I’m still not 100% confident in navigating my way throughout the world, but one thing keeps me going: hope. I know that not every day is going to be like what I’m currently going through. I’ll get back to moving with speed, going to the gym, walking down the steps without giving it much thought. My flare up won’t last forever. That doesn’t mean that once it’s done and over with, another one won’t attack a month later. Here again comes my hope: I hope not.

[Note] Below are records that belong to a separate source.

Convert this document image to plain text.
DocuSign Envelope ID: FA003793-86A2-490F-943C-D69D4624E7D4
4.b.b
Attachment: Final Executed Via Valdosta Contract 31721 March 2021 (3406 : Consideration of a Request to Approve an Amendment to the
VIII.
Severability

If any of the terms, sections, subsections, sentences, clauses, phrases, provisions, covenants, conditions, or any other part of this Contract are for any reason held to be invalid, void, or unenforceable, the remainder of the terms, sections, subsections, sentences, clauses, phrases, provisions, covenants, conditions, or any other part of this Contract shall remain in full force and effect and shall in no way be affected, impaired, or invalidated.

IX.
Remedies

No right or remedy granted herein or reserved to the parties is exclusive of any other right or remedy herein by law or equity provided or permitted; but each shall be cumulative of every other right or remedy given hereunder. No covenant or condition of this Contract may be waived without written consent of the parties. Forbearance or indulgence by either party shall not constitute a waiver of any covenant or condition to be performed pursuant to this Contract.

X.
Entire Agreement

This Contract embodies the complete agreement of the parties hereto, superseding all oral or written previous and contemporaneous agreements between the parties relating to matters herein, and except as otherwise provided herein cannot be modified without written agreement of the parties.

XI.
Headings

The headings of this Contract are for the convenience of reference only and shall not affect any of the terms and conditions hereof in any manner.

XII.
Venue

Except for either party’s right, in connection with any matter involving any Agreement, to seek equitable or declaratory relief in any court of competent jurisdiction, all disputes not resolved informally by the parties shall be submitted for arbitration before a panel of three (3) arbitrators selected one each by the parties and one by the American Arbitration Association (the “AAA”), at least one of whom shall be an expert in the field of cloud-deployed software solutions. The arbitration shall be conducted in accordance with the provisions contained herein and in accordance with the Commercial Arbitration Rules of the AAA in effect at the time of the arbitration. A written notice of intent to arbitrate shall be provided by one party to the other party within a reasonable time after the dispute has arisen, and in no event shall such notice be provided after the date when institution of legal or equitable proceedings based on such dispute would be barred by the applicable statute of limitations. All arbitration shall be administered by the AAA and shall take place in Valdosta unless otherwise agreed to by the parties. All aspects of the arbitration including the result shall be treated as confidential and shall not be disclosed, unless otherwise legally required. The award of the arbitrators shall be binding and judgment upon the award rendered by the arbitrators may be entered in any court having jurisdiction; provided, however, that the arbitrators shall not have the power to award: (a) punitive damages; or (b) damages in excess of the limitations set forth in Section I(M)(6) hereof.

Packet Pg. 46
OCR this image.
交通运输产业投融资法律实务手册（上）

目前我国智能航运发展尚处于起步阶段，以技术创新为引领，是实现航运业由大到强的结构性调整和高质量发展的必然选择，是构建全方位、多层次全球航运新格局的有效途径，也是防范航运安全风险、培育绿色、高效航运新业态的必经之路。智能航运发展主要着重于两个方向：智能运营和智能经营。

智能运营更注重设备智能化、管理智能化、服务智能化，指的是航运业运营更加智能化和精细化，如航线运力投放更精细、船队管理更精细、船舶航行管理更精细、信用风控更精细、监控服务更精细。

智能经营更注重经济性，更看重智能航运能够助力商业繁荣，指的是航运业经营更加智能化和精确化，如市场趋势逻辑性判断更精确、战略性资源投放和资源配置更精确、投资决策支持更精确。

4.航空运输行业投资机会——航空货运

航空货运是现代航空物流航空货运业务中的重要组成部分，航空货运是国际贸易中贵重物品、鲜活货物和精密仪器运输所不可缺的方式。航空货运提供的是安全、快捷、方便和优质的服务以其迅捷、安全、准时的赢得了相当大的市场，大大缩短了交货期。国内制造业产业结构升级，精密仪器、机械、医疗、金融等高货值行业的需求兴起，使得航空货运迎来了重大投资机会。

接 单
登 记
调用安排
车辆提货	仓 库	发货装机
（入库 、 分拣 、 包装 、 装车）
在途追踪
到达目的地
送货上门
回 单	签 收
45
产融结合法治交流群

MS is a confidence killer. But you can only keep a good woman down for so long.

Comments

  1. Alana says

    I know two people with MS – my brother in law’s sister in law, and my late best friend’s younger sister. One of them seems to have flairs almost every fall. I don’t have MS, but this was quite helpful in increasing my knowledge.

    • Valerie Albarda says

      Alana, MS is so different for each person. For some people, the change in weather/temperature is a trigger. But there are also many other factors involved. Some people can go years without a flare and then all of sudden there it is. MS is an unpredictable disease.

  2. Laurie Stone says

    I know several people with MS and the challenges that come with it. I hope you feel better, Valerie. Your attitude is so good and I believe that helps make a difference.

    • Valerie Albarda says

      Oh boy, is MS rife with challenges! But we work our way through them and, hopefully, not remain in that dark place for too long. Having a great attitude won’t cure MS, but it makes living with the disease a little easier. Thanks Laurie.